Even the famous first ten are a hefty challenge. When I most feel that, I remind myself of how God sets them--and us--up, right at the outset, with a not-especially-subtle reminder that He earned the right to issue them by leading us out of Egypt.

(When I picture that event, I sometimes imagine a whole lot of folks kicking and screaming internally. After all, what a slave knows is slavery, and it is a bleak fact of human nature that most of us–nearly all of us--prefer the known, however grim, to the unknown. Isn’t that why so many folks in unhappy marriages stay married?)

Yet the language we use, when we talk about the exodus from Egypt, is that, in bringing us out of Egypt, God made free men of slaves. I see that famous trek through a dry path in the Sea of Reeds as only the first steps to our freedom.

Bigger steps toward freedom, it seems to me, are the commandments. I realize that there are people who see any commandment, let alone half a dozen hundred of them, as diminishing our freedom.
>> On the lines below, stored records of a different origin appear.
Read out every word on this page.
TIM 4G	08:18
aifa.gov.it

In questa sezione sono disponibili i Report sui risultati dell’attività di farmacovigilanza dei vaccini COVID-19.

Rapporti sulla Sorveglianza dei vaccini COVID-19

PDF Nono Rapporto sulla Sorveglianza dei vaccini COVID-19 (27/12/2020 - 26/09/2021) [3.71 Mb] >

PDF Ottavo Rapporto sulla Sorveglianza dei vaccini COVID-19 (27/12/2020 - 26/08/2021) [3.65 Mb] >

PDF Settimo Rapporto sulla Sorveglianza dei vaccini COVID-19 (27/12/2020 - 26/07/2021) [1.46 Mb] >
But in my opinion the end result of the commandments is to offer us 613 chances to be truly free people. Together, the commandments are like a mikvah, a ritual bath, cleansing us of our sand-clogged nature.

A memory from years ago used a diffrent image that, to me, says much the same thing. It appeared in an interview in Time magazine with Jean Kerr, then at the height of her playwrighting fame. I remember the exact words of neither the question nor of Kerr's answer, but the exchange has stayed with me. Kerr was asked something like: How can as brilliant a woman as you possibly be a serious Roman Catholic? The gist of her response: Within that box, I am totally free. To her, the rigorous teachings of the Church
formed the requisite box within which freedom lay.

I believe that. Without the strictures of Catholicism or the commandments central to Judaism, there is no freedom. Only an illusion of freedom, closer to chaos than to the real thing.

That’s why I am very thankful for God’s commandments. For the currently feasible ones I obey with a whole heart and mind, which have given me more than a taste of freedom. And, also, for the ones I continue to wrestle with, in hopes of surrendering yet another inch of my will and thereby finding still more abundant freedom.

1 comment:

  1. Beautiful. I couldn't agree more. The 60s provided an illusion of a certain kind of freedom, but, I think in many respects when we look back on those years, we find those freedoms somewhat of a trap. Limits and boundaries (God's laws) provide order and within order, there is freedom.